I am in the process of transitioning from Face Book, and although I’ll keep this list going, also from this list.  I am focusing.  I’ve got (who knows) maybe… MAYBE ten years left?  (My dad died at 84).  So, I am doing two things that are connected. I am creating a web site and a Substack account. The website is postsecularpsychotherapy.com, and the Substack is titled Postseculastonishing. I have a proposal for a book now being considered at Routledge, but if they don’t accept it, I will serialize it at Substack.  I will write and develop community at both locations, and I’ll edit various videos I’ve done into more cohesive units and make new ones.  We will see what happens.  Since the post-secular affects research, I will be talking about that as well and inviting post-secular considerations of research methodology in light of post-secularity, especially as that relates to research on psychotherapy.

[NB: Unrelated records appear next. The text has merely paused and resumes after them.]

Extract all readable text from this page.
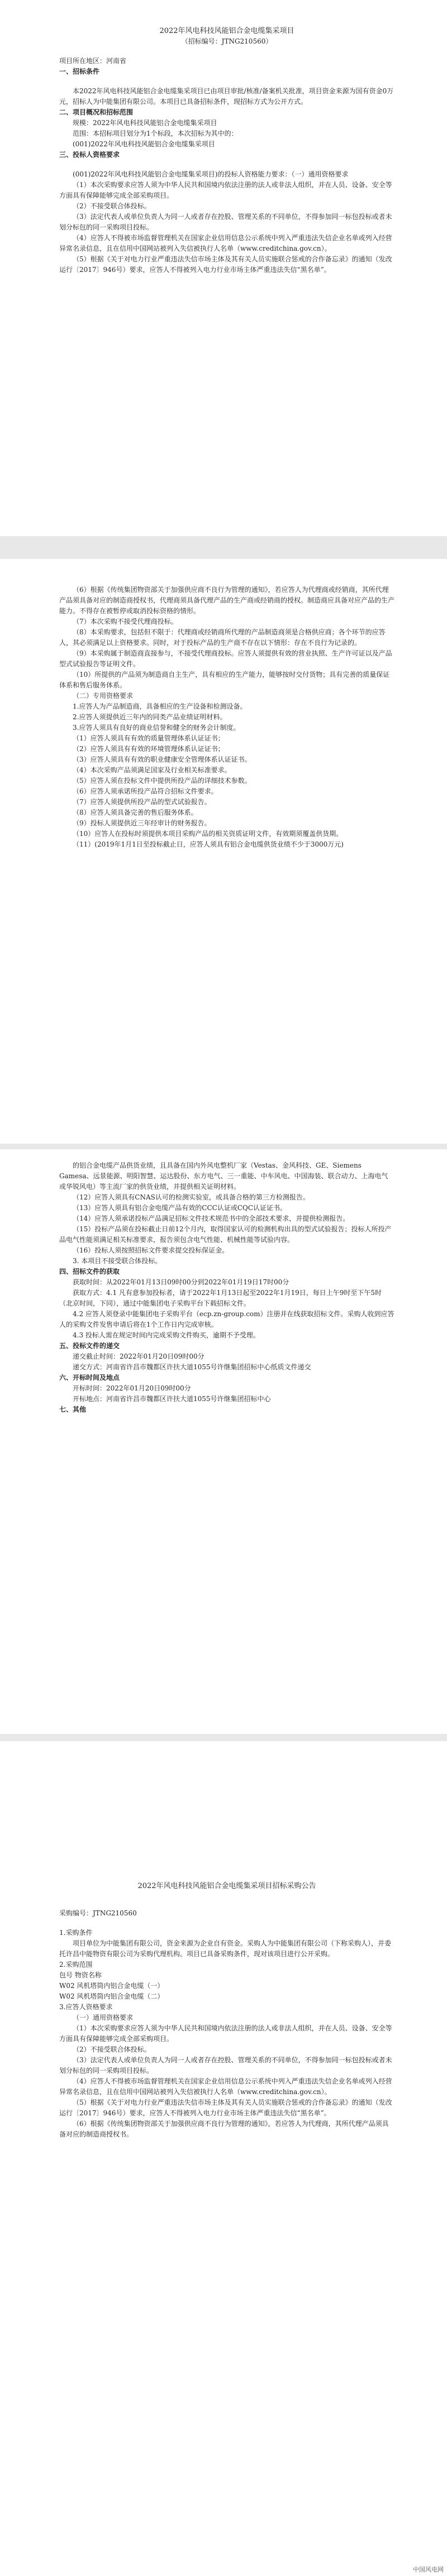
2022年风电科技风能铝合金电缆集采项目

（招标编号：JTNG210560）

项目所在地区：河南省

一、招标条件

本2022年风电科技风能铝合金电缆集采项目已由项目审批/核准/备案机关批准，项目资金来源为国有资金0万元，招标人为中能集团有限公司。本项目已具备招标条件，现招标方式为公开方式。

二、项目概况和招标范围

规模：2022年风电科技风能铝合金电缆集采项目

范围：本招标项目划分为1个标段，本次招标为其中的：

(001)2022年风电科技风能铝合金电缆集采项目

三、投标人资格要求

(001)2022年风电科技风能铝合金电缆集采项目)的投标人资格能力要求：（一）通用资格要求

（1）本次采购要求应答人须为中华人民共和国境内依法注册的法人或非法人组织，并在人员、设备、安全等方面具有保障能够完成全部采购项目。

（2）不接受联合体投标。

（3）法定代表人或单位负责人为同一人或者存在控股、管理关系的不同单位，不得参加同一标包投标或者未划分标包的同一采购项目投标。

（4）应答人不得被市场监督管理机关在国家企业信用信息公示系统中列入严重违法失信企业名单或列入经营异常名录信息，且在信用中国网站被列入失信被执行人名单（www.creditchina.gov.cn）。

（5）根据《关于对电力行业严重违法失信市场主体及其有关人员实施联合惩戒的合作备忘录》的通知（发改运行〔2017〕946号）要求，应答人不得被列入电力行业市场主体严重违法失信“黑名单”。

（6）根据《传统集团物资部关于加强供应商不良行为管理的通知》，若应答人为代理商或经销商，其所代理产品须具备对应的制造商授权书，代理商须具备代理产品的生产商或经销商的授权。制造商应具备对应产品的生产能力。不得存在被暂停或取消投标资格的情形。

（7）本次采购不接受代理商投标。

（8）本采购要求，包括但不限于：代理商或经销商所代理的产品制造商须是合格供应商；各个环节的应答人，其必须满足以上资格要求。同时，对于投标产品的生产商不存在以下情形：存在不良行为记录的。

（9）本采购属于制造商直接参与，不接受代理商投标。应答人须提供有效的营业执照、生产许可证以及产品型式试验报告等证明文件。

（10）所提供的产品须为制造商自主生产，具有相应的生产能力，能够按时交付货物；具有完善的质量保证体系和售后服务体系。

（二）专用资格要求

1.应答人为产品制造商，具备相应的生产设备和检测设备。

2.应答人须提供近三年内的同类产品业绩证明材料。

3.应答人须具有良好的商业信誉和健全的财务会计制度。

（1）应答人须具有有效的质量管理体系认证证书；

（2）应答人须具有有效的环境管理体系认证证书；

（3）应答人须具有有效的职业健康安全管理体系认证证书。

（4）本次采购产品须满足国家及行业相关标准要求。

（5）应答人须在投标文件中提供所投产品的详细技术参数。

（6）应答人须承诺所投产品符合招标文件要求。

（7）应答人须提供所投产品的型式试验报告。

（8）应答人须具备完善的售后服务体系。

（9）投标人须提供近三年经审计的财务报告。

（10）应答人在投标时须提供本项目采购产品的相关资质证明文件，有效期须覆盖供货期。

（11）(2019年1月1日至投标截止日，应答人须具有铝合金电缆供货业绩不少于3000万元)

的铝合金电缆产品供货业绩，且具备在国内外风电整机厂家（Vestas、金风科技、GE、Siemens Gamesa、远景能源、明阳智慧、运达股份、东方电气、三一重能、中车风电、中国海装、联合动力、上海电气或华锐风电）等主流厂家的供货业绩，并提供相关证明材料。

（12）应答人须具有CNAS认可的检测实验室，或具备合格的第三方检测报告。

（13）应答人须具有铝合金电缆产品有效的CCC认证或CQC认证证书。

（14）应答人须承诺投标产品满足招标文件技术规范书中的全部技术要求，并提供检测报告。

（15）投标产品须在投标截止日前12个月内，取得国家认可的检测机构出具的型式试验报告；投标人所投产品电气性能须满足相关标准要求，报告须包含电气性能、机械性能等试验内容。

（16）投标人须按照招标文件要求提交投标保证金。

3. 本项目不接受联合体投标。

四、招标文件的获取

获取时间：从2022年01月13日09时00分到2022年01月19日17时00分

获取方式：4.1 凡有意参加投标者，请于2022年1月13日起至2022年1月19日，每日上午9时至下午5时（北京时间，下同），通过中能集团电子采购平台下载招标文件。

4.2 应答人须登录中能集团电子采购平台（ecp.zn-group.com）注册并在线获取招标文件。采购人收到应答人的采购文件发售申请后将在1个工作日内完成审核。

4.3 投标人需在规定时间内完成采购文件购买，逾期不予受理。

五、投标文件的递交

递交截止时间：2022年01月20日09时00分

递交方式：河南省许昌市魏都区许扶大道1055号许继集团招标中心纸质文件递交

六、开标时间及地点

开标时间：2022年01月20日09时00分

开标地点：河南省许昌市魏都区许扶大道1055号许继集团招标中心

七、其他

2022年风电科技风能铝合金电缆集采项目招标采购公告

采购编号：JTNG210560

1.采购条件

项目单位为中能集团有限公司，资金来源为企业自有资金。采购人为中能集团有限公司（下称采购人），并委托许昌中能物资有限公司为采购代理机构。项目已具备采购条件，现对该项目进行公开采购。

2.采购范围

包号 物资名称

W02 风机塔筒内铝合金电缆（一）

W02 风机塔筒内铝合金电缆（二）

3.应答人资格要求

（一）通用资格要求

（1）本次采购要求应答人须为中华人民共和国境内依法注册的法人或非法人组织，并在人员、设备、安全等方面具有保障能够完成全部采购项目。

（2）不接受联合体投标。

（3）法定代表人或单位负责人为同一人或者存在控股、管理关系的不同单位，不得参加同一标包投标或者未划分标包的同一采购项目投标。

（4）应答人不得被市场监督管理机关在国家企业信用信息公示系统中列入严重违法失信企业名单或列入经营异常名录信息，且在信用中国网站被列入失信被执行人名单（www.creditchina.gov.cn）。

（5）根据《关于对电力行业严重违法失信市场主体及其有关人员实施联合惩戒的合作备忘录》的通知（发改运行〔2017〕946号）要求，应答人不得被列入电力行业市场主体严重违法失信“黑名单”。

（6）根据《传统集团物资部关于加强供应商不良行为管理的通知》，若应答人为代理商，其所代理产品须具备对应的制造商授权书。

中国风电网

Here is the “about” piece for Postseculastonishing:

This site will develop the application of post-secular thought to psychotherapy. That means we will be exploring both post-secularity and psychotherapy. The post-secular is an update of some assertions from the Enlightenment and relevant to politics, international relationships, gender and sexuality, sociology, religion, spirituality, and theology, but it is much more than a simple return of religion. The type of psychotherapy about which I will concern myself is one characterized by the interpretation of experience in a complex adapting field that cannot exist if there are no individuals in various kinds of relationships. 

A great deal about the kind of therapy we practice (field, relationships, phenomenology, experience, etc) is relevant to the sociology inherent to post-secularism. It is a foundational level consideration of what is going on that provides a philosophical base for spiritually-integrated psychotherapy,  but it’s not simplistic.  I ran across, for instance, an interesting article by a young woman who is investigating the “Queering of Post-secularity” by conducting sociological research in Bangladesh.  It’s one of the reasons I like this subject. It attracts all kinds of people. It makes me think.